759 of 888 participants met inclusion criteria. The largest percentage of survey participants (36%) came from the South, with 26%, 21% and 17% percent from the Midwest, Northeast and West respectively. When compared to the Midwestern participants, participants in the South (OR 1.96[1.14-3.38]), West (OR 2.74[1.47-5.1]) and Northeast (OR 1.96[1.07-3.61]) were significantly more likely to express a preference for eSET. Participants in the Northeast would be more likely to consider multifetal reduction (OR 1.86[1.18-2.95]) when compared to the Midwestern participants. There were no differences between the Midwest, South, and West with regard to the question of multifetal reduction.

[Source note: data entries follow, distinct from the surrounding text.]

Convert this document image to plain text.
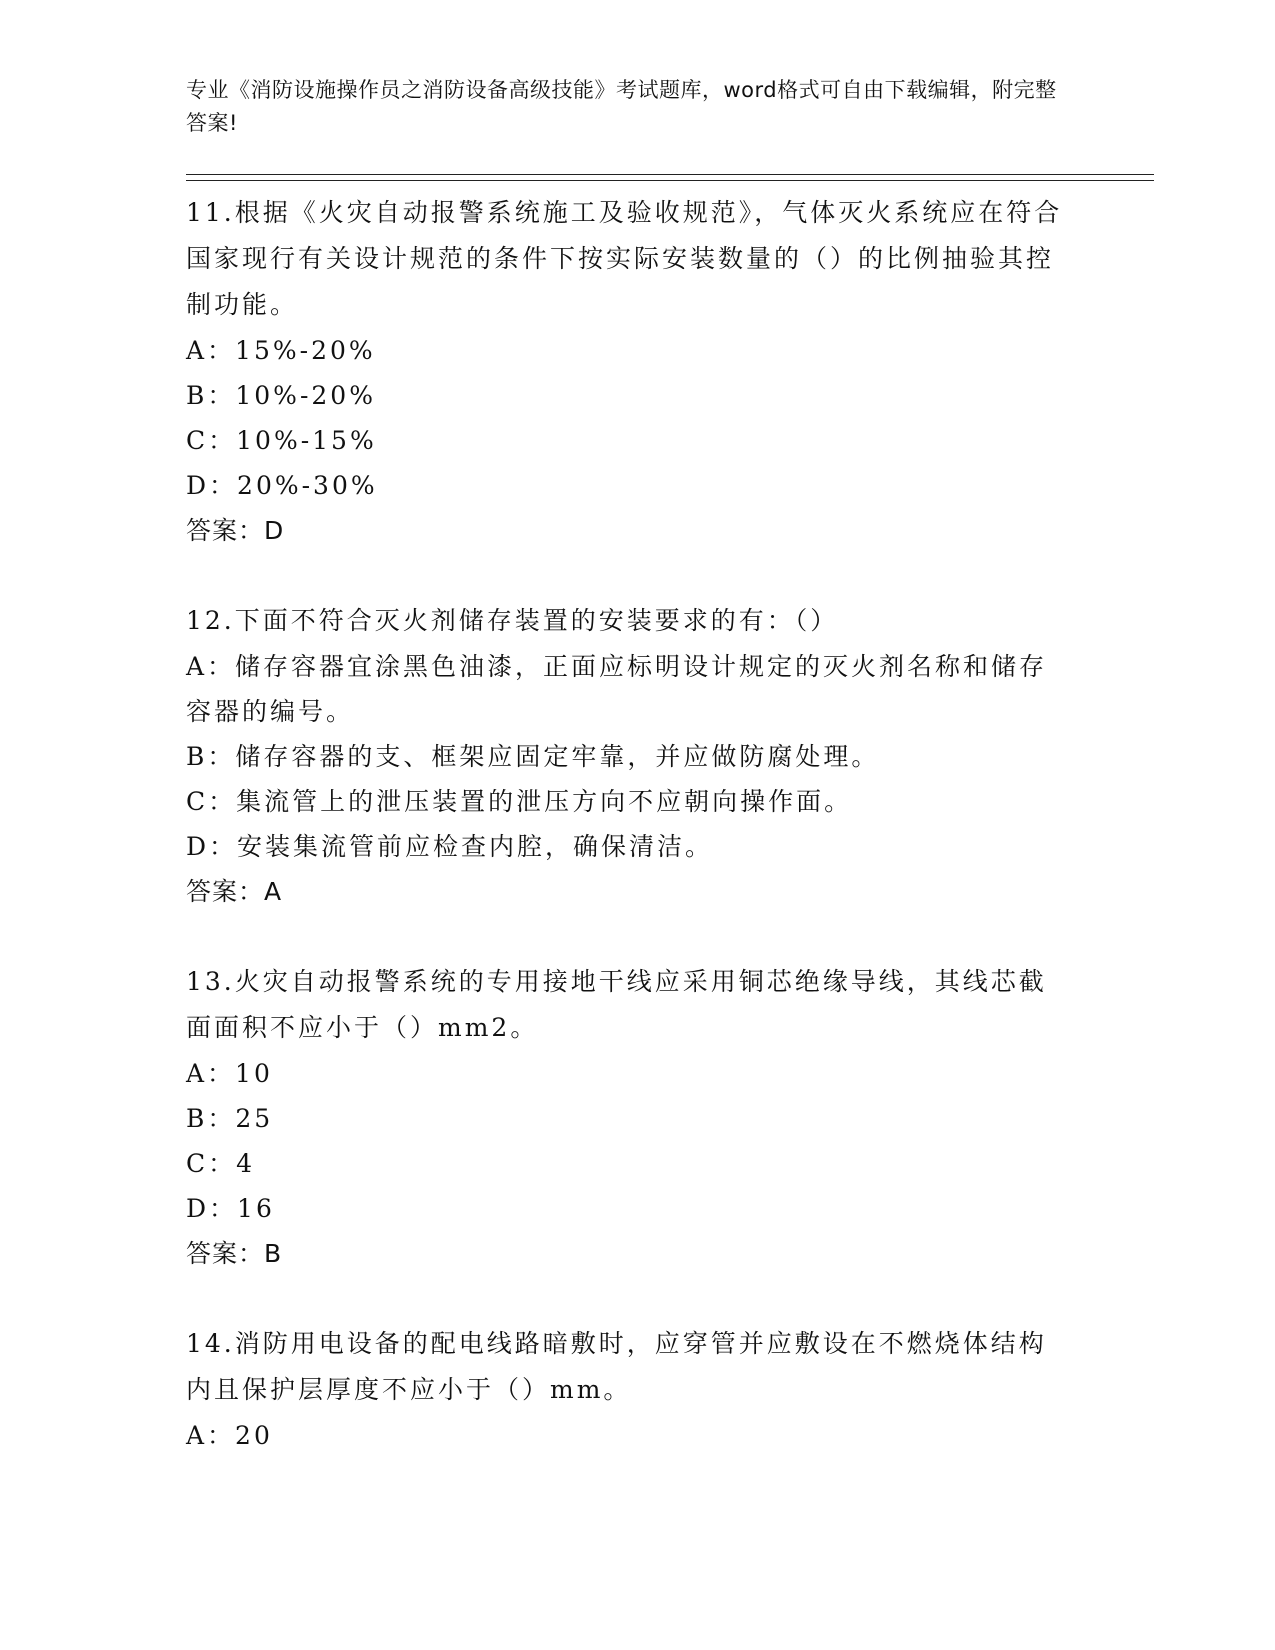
专业《消防设施操作员之消防设备高级技能》考试题库，word格式可自由下载编辑，附完整答案!

11.根据《火灾自动报警系统施工及验收规范》，气体灭火系统应在符合国家现行有关设计规范的条件下按实际安装数量的（）的比例抽验其控制功能。

A：15%-20%

B：10%-20%

C：10%-15%

D：20%-30%

答案：D

12.下面不符合灭火剂储存装置的安装要求的有：（）

A：储存容器宜涂黑色油漆，正面应标明设计规定的灭火剂名称和储存容器的编号。

B：储存容器的支、框架应固定牢靠，并应做防腐处理。

C：集流管上的泄压装置的泄压方向不应朝向操作面。

D：安装集流管前应检查内腔，确保清洁。

答案：A

13.火灾自动报警系统的专用接地干线应采用铜芯绝缘导线，其线芯截面面积不应小于（）mm2。

A：10

B：25

C：4

D：16

答案：B

14.消防用电设备的配电线路暗敷时，应穿管并应敷设在不燃烧体结构内且保护层厚度不应小于（）mm。

A：20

Patients in the Midwest may be the least likely to elect eSET when compared with the other 3 US census regions. This may be due to sociocultural differences or to relative rurality and limited IVF access, making it more difficult for patients to travel for multiple IVF cycles. Targeted educational efforts may be particularly useful in this region. At the same time, patients in the Midwest may be less likely to consider multifetal reduction, at least in comparison to those in the Northeast. This may also be a result of sociocultural/religious differences or to a relative lack of education regarding the risks of multiples, and it represents another opportunity for targeted education in this region.